I love what Jeffrey R. Holland has to say on the Atonement and Missionary Work:

Anyone who does any kind of missionary work will have occasion to ask, Why is this so hard? Why doesn’t it go better? Why can’t our success be more rapid? Why aren’t there more people joining the Church? It is the truth. We believe in angels. We trust in miracles. Why don’t people just flock to the font? Why isn’t the only risk in missionary work that of pneumonia from being soaking wet all day and all night in the baptismal font?
You will have occasion to ask those questions. I have thought about this a great deal. I offer this as my personal feeling. I am convinced that missionary work is not easy because salvation is not a cheap experience. Salvation never was easy. We are The Church of Jesus Christ, this is the truth, and He is our Great Eternal Head. How could we believe it would be easy for us when it was never, ever easy for Him? It seems to me that missionaries and mission leaders have to spend at least a few moments in Gethsemane. Missionaries and mission leaders have to take at least a step or two toward the summit of Calvary.
Now, please don’t misunderstand. I’m not talking about anything anywhere near what Christ experienced. That would be presumptuous and sacrilegious.
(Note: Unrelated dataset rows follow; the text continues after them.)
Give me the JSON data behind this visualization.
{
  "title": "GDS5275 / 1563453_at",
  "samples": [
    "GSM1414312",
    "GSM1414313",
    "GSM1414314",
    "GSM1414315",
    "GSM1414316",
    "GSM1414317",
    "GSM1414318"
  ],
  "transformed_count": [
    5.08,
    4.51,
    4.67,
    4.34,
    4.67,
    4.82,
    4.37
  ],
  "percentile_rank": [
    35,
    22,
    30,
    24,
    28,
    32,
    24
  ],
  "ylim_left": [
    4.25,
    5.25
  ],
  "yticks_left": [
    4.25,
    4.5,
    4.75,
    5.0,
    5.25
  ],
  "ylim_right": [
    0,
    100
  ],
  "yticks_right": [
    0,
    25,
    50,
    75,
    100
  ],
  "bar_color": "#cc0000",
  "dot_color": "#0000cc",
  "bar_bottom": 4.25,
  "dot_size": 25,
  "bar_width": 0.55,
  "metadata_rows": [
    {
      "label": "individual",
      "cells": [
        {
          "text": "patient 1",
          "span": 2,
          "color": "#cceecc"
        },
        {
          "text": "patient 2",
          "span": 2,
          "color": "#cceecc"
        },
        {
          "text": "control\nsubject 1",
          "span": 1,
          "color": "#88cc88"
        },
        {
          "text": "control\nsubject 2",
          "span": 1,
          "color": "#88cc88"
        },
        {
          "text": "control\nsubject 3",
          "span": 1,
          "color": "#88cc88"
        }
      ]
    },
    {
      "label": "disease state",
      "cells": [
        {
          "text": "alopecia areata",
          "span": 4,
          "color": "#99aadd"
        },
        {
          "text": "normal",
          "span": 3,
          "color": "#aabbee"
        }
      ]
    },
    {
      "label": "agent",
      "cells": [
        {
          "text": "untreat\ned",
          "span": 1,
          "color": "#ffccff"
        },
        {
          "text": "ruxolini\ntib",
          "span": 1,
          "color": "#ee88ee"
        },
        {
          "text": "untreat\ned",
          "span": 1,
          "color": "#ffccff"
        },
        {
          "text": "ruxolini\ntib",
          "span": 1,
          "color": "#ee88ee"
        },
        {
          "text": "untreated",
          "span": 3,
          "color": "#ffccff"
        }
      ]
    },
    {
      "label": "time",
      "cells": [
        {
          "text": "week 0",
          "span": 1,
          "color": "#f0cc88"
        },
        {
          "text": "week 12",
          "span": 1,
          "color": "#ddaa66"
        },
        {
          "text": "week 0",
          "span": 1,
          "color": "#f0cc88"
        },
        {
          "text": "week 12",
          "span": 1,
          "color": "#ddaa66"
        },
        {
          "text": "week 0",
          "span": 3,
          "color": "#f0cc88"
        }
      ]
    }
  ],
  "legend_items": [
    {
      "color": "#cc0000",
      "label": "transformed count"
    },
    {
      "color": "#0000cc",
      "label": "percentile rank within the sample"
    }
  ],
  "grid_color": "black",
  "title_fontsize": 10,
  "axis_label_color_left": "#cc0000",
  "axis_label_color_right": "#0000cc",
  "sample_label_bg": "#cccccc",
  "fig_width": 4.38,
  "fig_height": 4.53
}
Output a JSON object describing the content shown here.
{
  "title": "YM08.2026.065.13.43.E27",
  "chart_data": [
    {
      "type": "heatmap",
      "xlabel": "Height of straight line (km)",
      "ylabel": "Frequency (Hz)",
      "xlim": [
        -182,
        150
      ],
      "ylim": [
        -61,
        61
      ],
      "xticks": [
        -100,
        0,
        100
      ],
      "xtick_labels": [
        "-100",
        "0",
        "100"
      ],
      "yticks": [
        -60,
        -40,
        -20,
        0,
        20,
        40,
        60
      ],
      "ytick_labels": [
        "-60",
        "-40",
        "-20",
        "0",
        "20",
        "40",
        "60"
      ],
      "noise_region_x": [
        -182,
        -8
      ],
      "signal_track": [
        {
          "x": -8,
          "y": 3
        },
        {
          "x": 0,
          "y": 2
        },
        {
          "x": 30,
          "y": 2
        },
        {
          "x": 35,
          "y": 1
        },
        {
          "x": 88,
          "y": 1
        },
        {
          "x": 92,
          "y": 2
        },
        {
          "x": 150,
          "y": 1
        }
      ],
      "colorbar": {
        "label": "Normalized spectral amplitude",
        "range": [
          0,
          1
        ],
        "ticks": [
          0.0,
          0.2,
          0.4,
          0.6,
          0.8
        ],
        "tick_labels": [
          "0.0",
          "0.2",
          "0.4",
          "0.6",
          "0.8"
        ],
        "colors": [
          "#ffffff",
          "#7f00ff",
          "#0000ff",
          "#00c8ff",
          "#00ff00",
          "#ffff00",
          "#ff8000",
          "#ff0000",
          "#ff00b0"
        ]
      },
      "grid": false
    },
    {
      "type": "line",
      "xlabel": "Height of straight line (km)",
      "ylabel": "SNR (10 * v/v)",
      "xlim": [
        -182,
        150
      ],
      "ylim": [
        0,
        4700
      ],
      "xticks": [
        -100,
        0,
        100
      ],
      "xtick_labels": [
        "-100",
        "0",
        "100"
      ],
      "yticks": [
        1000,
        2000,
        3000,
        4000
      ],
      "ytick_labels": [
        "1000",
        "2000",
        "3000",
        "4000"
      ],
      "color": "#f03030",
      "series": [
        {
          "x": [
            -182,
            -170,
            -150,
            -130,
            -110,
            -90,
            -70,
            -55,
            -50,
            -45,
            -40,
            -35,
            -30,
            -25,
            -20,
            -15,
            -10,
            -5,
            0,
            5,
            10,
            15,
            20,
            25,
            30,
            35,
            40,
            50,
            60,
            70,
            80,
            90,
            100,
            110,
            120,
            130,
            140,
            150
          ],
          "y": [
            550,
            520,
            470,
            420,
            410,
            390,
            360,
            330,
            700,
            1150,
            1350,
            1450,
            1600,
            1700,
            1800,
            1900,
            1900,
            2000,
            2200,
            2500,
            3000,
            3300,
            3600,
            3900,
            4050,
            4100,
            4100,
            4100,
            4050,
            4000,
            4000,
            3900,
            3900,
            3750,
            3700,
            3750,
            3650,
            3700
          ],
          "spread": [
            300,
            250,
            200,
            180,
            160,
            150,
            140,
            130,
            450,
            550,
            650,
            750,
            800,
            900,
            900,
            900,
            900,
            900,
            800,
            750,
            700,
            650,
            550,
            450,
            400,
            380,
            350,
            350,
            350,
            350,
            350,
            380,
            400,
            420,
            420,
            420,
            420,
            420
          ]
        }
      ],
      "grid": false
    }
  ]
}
But I believe that missionaries and investigators, to come to the truth, to come to salvation, to know something of this price that has been paid, will have to pay a token of that same price.
For that reason I don’t believe missionary work has ever been easy, nor that conversion is, nor that retention is, nor that continued faithfulness is. I believe it is supposed to require some effort, something from the depths of our soul.
If He could come forward in the night, kneel down, fall on His face, bleed from every pore, and cry, “Abba, Father (Papa), if this cup can pass, let it pass,” 16 then little wonder that salvation is not a whimsical or easy thing for us. If you wonder if there isn’t an easier way, you should remember you are not the first one to ask that. Someone a lot greater and a lot grander asked a long time ago if there wasn’t an easier way.
The Atonement will carry the missionaries perhaps even more importantly than it will carry the investigators. When you struggle, when you are rejected, when you are spit upon and cast out and made a hiss and a byword, you are standing with the best life this world has ever known, the only pure and perfect life ever lived. You have reason to stand tall and be grateful that the Living Son of the Living God knows all about your sorrows and afflictions. The only way to salvation is through Gethsemane and on to Calvary. The only way to eternity is through Him—the Way, the Truth, and the Life."


This gives me so much hope! It wasn't meant to be easy, only worth it! These next years are going to be harder than anything I've ever done, and that's OK!

I am so grateful for my Savior's atoning sacrifice and for the chance He has given me to share that truth and hope with the people of Florida. My prayer is only that the Spirit of the Lord can be felt as I bear a witness of these things to Him and that their hearts will be open to the message I am delivering. My wish is that I will bring God's children Home.

I'm so excited to see what the next 18 months will hold!!